Sachsen-Anhalt: 15-Jährige feuert mit Schreckschusspistole auf Mitschüler

Mädchen plante bereits 2011 einen Amoklauf

Mit einer Schreckschusspistole hat ein Mädchen in einer Schule in Wernigerode um sich geschossen und dabei zwei Jungen verletzt. Ein 14-Jähriger erlitt ein Knalltrauma, ein anderer wurde leicht im Gesicht verletzt, als es ihm gelang sie auf dem Flur zu überwältigen und ihr die Waffe abzunehmen. Zuvor wurde von einem Amoklauf berichtet, das bestätigte die Polizei aber nicht. Die 15-jährige Schülerin ist aber eine Wiederholungstäterin: Bereits 2011 hatte sie an einer Schule im Nachbarort einen Amoklauf angekündigt und Feuer gelegt.

Wernigerode Gymnasium Schreckschusspistole Amoklauf
Besorgte Eltern eilten zum Gymnasium in Wernigerode, um ihre traumatisierten Kinder abzuholen.
dpa, Matthias Bein

Mit mehreren Messern, einer Axt und Benzin bewaffnet hatte die damals 13-Jährige ihr Gymnasium in Ballenstedt in Sachsen-Anhalt attackiert und zwei Brände gelegt. Sie ging mit einem Messer auf einen Mitschüler los, eine Lehrerin erlitt einen Schock. Experten äußerten damals den Verdacht auf eine psychische Erkrankung des Mädchens. In einem Internetforum hatte sie angekündigt: "Und wenn ich sterbe, werde ich so viele wie möglich mit mir nehmen! Ich bin voller Hass, Trauer, Wut!" Weil sie mit 13 Jahren noch nicht strafmündig war, wurde damals nicht ermittelt.

Jetzt ging sie wieder auf ihre Mitschüler los. Nach Angaben der Polizei schoss das Mädchen während des Unterrichts am Gerhart-Hauptmann-Gymnasium in Wernigerode (Sachsen-Anhalt) mit einer Schreckschusspistole auf ihre Klassenkameraden und verletzte einen Mitschüler. Er kam mit einem Knalltrauma ins Krankenhaus. Schüler stürmten aus Angst vor einem Amoklauf aus dem Klassenzimmer. Andere verharrten geschockt.

Nach Informationen der 'Mitteldeutschen Zeitung' soll die Täterin gerufen haben "Ich hasse euch alle", bevor sie das Feuer eröffnete. Das Mädchen galt in der Schule als einzelgängerisch. Die Mutter eines Mitschülers berichtet, ihrem Sohn sei aufgefallen "dass sie in schwarz rumgelaufen ist und nicht in den Klassenverband integriert war." Mit einem Amoklauf-Versuch habe aber niemand gerechnet.

Staatsanwaltschaft: "Jetzt kann sie strafrechtlich verfolgt werden"

Die Polizei evakuierte die Schule und durchsuchte das Gebäude.
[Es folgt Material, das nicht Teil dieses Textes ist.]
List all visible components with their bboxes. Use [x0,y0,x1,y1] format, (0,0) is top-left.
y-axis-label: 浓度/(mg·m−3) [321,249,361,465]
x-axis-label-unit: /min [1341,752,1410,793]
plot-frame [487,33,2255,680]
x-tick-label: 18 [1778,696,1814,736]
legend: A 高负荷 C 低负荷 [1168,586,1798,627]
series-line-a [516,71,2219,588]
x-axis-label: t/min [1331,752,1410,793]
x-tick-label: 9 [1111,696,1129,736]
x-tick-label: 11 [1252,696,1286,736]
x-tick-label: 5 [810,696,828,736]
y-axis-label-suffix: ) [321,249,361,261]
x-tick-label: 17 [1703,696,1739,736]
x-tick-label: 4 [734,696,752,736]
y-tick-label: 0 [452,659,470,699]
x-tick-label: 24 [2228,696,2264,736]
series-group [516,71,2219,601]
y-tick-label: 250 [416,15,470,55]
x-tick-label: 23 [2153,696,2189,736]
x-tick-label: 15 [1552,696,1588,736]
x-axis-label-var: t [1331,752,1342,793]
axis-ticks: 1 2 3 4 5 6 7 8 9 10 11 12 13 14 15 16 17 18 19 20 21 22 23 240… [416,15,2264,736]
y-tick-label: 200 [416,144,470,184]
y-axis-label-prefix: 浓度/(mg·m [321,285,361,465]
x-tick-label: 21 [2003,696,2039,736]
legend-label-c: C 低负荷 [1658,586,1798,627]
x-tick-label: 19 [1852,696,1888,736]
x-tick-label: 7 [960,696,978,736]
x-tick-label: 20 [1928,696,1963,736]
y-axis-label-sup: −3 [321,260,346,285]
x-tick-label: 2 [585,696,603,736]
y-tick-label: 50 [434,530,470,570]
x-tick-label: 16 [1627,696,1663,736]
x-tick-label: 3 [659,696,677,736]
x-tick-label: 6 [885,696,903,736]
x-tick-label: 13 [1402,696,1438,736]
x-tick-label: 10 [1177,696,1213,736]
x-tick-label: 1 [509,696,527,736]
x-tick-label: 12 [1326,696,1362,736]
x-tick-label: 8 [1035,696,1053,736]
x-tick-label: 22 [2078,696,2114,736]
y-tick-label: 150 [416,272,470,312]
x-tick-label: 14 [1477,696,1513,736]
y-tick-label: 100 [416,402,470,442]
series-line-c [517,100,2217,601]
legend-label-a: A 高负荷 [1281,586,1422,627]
Der Unterricht wurde in allen Klassen abgebrochen. Ersten Ermittlungen zufolge habe das Mädchen nicht auf den Jungen gezielt, sagte eine Polizeisprecherin.

Kurz nach der Tat standen bereits viele besorgte Eltern und Großeltern vor dem Gymnasium, um Schüler abzuholen. Polizei und Rettungskräfte waren mit einem Großaufgebot am Ort. Die 15-Jährige wurde von der Polizei in Gewahrsam genommen und befragt. Die Staatsanwaltschaft Magdeburg ermittelt gegen sie wegen gefährlicher Körperverletzung und wegen des Verstoßes gegen das Waffengesetz, wie ein Sprecher sagte.

"Diese Person war damals dreizehn Jahre alt, damit auch noch nicht strafmündig, jetzt ist sie fünfzehn und kann strafrechtlich verfolgt werden", so die Staatsanwaltschaft Magdeburg. Die 15-Jährige soll zunächst in einem psychiatrischen Krankenhaus untergebracht werden.